In order to do this you need to have a …and that is sort of like if you imagine you were at a cocktail party or there is a cocktail party and there are senators there and actresses and you know something about the way they all…the kinds of language that they use. You want to infer who is at the party just by hearing snippets of conversation. You have past histories of the things these individual people normally say in conversation, you could maybe by just overhearing conversation at the cocktail party back calculate who was at the party.

These expression profile databases are being very well annotated by a number of groups and so the ideas that you have your hematopoeitic cells, your immune cells and you separate them according to markers with flow cytometry or other methods, and then go in and look at the expression profile. So you do a very fine sorting of the cells, measure the expression profile for…and there are two databases of human and a database of mouse. The database of mouse has a lot more fine grained profiles because…there are a lot more fine grain profiles for the mouse. You go in and you build these expression profile databases where you have gradation of cells across the whole spectrum. So you have your markers that define these different cell types as finely as you want and then you measure what they secrete. That is the link for us. We can now query the databases that have linked an expression profile to a particular cell type and map it onto our data. When we do that here is our endometriosis signature from the severe patients and we now query it against the database and this is the particular database for this analysis. What it ranks is the cells that should be…that we would infer are present. This is the rank list. These are enriched and these are depleted and this corresponds very well with what has already been reported for the nature of cells. This is a proof of concept in a way that this method will give us data that makes sense even with this database.

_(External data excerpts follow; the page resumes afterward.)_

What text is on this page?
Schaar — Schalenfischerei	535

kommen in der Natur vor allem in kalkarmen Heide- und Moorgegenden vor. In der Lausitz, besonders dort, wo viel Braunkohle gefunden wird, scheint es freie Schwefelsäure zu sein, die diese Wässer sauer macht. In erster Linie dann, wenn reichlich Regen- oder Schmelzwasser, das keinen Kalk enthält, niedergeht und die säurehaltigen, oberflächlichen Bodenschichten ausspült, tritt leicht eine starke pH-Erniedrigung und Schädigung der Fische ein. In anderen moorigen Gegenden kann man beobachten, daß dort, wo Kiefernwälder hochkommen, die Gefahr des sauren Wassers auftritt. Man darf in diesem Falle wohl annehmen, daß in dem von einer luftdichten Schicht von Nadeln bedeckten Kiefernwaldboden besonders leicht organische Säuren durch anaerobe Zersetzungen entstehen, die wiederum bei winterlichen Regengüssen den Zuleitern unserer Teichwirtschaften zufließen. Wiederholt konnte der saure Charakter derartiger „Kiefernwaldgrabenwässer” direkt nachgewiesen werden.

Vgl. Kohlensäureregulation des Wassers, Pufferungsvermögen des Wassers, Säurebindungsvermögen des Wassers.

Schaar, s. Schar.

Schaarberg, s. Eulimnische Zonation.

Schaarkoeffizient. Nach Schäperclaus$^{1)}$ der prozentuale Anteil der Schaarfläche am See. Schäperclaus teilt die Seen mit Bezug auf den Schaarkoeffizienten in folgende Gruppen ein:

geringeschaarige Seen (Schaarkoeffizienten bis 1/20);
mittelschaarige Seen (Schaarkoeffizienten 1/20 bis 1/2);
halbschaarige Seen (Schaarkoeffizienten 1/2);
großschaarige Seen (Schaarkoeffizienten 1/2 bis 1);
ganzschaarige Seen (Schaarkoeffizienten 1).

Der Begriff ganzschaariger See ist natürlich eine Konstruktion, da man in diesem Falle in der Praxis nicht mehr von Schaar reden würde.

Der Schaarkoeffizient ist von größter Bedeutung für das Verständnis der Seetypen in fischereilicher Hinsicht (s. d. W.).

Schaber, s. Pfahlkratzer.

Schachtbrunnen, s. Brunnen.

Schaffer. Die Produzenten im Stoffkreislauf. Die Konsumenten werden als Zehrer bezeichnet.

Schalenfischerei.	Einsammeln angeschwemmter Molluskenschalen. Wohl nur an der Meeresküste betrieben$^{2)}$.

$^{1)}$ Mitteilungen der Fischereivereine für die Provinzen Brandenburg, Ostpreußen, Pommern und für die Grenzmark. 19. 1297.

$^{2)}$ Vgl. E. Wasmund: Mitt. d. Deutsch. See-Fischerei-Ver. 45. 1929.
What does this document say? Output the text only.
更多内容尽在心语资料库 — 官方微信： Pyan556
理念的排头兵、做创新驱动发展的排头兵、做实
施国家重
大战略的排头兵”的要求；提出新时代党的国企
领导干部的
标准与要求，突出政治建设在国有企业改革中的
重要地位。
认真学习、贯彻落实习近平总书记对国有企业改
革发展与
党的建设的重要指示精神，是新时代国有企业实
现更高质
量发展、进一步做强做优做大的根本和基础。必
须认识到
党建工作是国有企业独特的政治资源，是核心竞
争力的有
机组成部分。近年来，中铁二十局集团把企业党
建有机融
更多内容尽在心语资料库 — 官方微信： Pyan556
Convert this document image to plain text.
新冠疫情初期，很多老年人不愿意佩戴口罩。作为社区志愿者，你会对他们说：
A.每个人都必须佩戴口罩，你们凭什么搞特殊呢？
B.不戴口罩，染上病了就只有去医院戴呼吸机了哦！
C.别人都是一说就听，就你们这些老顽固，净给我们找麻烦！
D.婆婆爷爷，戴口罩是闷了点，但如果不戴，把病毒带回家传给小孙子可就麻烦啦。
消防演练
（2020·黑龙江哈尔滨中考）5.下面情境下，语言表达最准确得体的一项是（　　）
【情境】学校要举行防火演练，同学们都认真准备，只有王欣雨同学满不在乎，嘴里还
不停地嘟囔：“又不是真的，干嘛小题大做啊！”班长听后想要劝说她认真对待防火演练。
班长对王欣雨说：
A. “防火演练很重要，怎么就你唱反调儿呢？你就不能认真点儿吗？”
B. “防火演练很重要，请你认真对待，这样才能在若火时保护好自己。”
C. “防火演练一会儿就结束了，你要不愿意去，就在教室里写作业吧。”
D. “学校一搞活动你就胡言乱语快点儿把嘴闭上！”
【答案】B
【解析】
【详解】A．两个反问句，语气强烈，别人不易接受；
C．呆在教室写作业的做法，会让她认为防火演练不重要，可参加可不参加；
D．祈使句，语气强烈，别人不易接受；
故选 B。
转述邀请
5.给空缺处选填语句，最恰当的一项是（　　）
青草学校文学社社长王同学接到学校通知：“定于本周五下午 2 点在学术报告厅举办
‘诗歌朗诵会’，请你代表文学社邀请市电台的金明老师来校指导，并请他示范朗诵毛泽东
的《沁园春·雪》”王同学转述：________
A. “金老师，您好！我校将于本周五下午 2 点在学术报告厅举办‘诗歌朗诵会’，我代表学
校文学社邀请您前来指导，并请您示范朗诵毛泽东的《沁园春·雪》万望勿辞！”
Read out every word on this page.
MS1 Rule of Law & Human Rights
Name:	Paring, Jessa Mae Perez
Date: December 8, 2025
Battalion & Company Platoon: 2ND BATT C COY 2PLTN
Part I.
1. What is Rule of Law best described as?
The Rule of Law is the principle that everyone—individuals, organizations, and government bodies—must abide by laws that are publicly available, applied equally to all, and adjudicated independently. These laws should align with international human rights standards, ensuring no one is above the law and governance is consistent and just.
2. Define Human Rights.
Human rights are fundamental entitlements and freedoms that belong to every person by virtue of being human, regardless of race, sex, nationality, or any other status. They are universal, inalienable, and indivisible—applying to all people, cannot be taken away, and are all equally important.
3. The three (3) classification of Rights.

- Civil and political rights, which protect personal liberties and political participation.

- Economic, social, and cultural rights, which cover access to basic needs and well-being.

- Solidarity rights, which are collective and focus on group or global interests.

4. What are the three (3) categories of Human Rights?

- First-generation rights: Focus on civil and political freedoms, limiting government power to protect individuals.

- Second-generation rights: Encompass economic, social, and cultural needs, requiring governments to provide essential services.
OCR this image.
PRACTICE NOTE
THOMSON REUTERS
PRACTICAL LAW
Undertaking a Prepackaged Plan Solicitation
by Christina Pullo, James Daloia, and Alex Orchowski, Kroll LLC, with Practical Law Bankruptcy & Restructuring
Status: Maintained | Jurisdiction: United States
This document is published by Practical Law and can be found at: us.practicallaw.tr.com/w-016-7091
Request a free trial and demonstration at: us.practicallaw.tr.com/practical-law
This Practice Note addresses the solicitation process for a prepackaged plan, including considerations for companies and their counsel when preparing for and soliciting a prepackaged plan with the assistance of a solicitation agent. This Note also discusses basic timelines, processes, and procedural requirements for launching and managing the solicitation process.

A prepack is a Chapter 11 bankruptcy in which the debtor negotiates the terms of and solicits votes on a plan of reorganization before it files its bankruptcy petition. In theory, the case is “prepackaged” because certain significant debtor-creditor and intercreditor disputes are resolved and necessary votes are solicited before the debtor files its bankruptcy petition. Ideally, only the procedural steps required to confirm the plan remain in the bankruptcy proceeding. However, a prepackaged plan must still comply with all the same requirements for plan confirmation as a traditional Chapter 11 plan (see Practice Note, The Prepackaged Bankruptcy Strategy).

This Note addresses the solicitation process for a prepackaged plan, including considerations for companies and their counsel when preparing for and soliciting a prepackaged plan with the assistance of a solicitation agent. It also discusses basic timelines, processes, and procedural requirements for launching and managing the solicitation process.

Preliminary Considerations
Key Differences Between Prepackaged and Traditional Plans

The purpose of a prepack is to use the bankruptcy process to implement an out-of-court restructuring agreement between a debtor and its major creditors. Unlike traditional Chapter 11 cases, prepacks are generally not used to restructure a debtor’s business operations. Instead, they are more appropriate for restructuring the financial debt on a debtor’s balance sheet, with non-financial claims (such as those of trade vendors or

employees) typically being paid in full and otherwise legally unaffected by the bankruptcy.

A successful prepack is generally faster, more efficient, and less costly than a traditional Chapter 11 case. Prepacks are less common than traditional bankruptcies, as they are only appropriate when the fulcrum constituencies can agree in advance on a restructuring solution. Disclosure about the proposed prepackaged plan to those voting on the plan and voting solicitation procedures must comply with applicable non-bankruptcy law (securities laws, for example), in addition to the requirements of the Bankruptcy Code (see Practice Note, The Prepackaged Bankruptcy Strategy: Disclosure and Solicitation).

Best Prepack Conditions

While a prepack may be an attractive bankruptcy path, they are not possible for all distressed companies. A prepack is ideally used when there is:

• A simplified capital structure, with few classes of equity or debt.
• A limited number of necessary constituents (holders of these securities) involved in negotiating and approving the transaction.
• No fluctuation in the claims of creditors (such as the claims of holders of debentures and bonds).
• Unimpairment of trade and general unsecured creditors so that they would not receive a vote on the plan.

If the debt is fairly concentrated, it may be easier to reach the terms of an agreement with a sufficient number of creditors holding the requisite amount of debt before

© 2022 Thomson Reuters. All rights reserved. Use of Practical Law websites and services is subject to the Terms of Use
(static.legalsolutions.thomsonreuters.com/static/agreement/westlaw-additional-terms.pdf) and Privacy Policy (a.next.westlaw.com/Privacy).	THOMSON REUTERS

We can go in now with a more finely ranked database profile and go into that database and ask about specific cell populations. The macrophage specific profiles can again be very, very finely graded to not just macrophage but macrophages from different parts of the body or from different tissue systems. When we query our database against our expression profiles against the database of macrophages what emerges as most strongly enriched…and these are just two different experiments that were done on peritoneal macrophages, so these are both showing up as positive in our sample and then rank this down. This again is consistent with previously reported literature and so gives us some insight that we can start to, if we have, even more finely tuned expression profiles go back and query the databases. Where we are headed right now with this is everything we have done so far is using published values of expression profiles from macrophages. At this stage we are now going back in and doing some of these measurements ourselves now that we have more guidance of which…now that we have more guidance on the presence of these cells we are going back in and looking and trying to see if the expression profiles that we get from individual cells in the peritoneal cavity match up with those here.

What we can say to summarize this is that the picture of course is very, very complex. We are trying to build a way to appreciate the complexity but use these high throughput and database methods to appreciate that there is more complexity to immunity than just an M1 or M2 macrophage and that we can start to bin things very finely. Maybe this will let us build more stratification into patients. Here we found, in this particular study, new cytokine regulations associated with the severe disease state, and getting a protocol or framework together that lets us start to infer what cells may be there based on just measuring the cytokine with this high throughput meshes, and in fact found our data predicted that these were consistent with what has been in the literature.

That is what I want to finish with today. This has been a work – again, a joint collaboration between MIT and Harvard Medical School with Keith Isaacson. I look forward to the discussions today.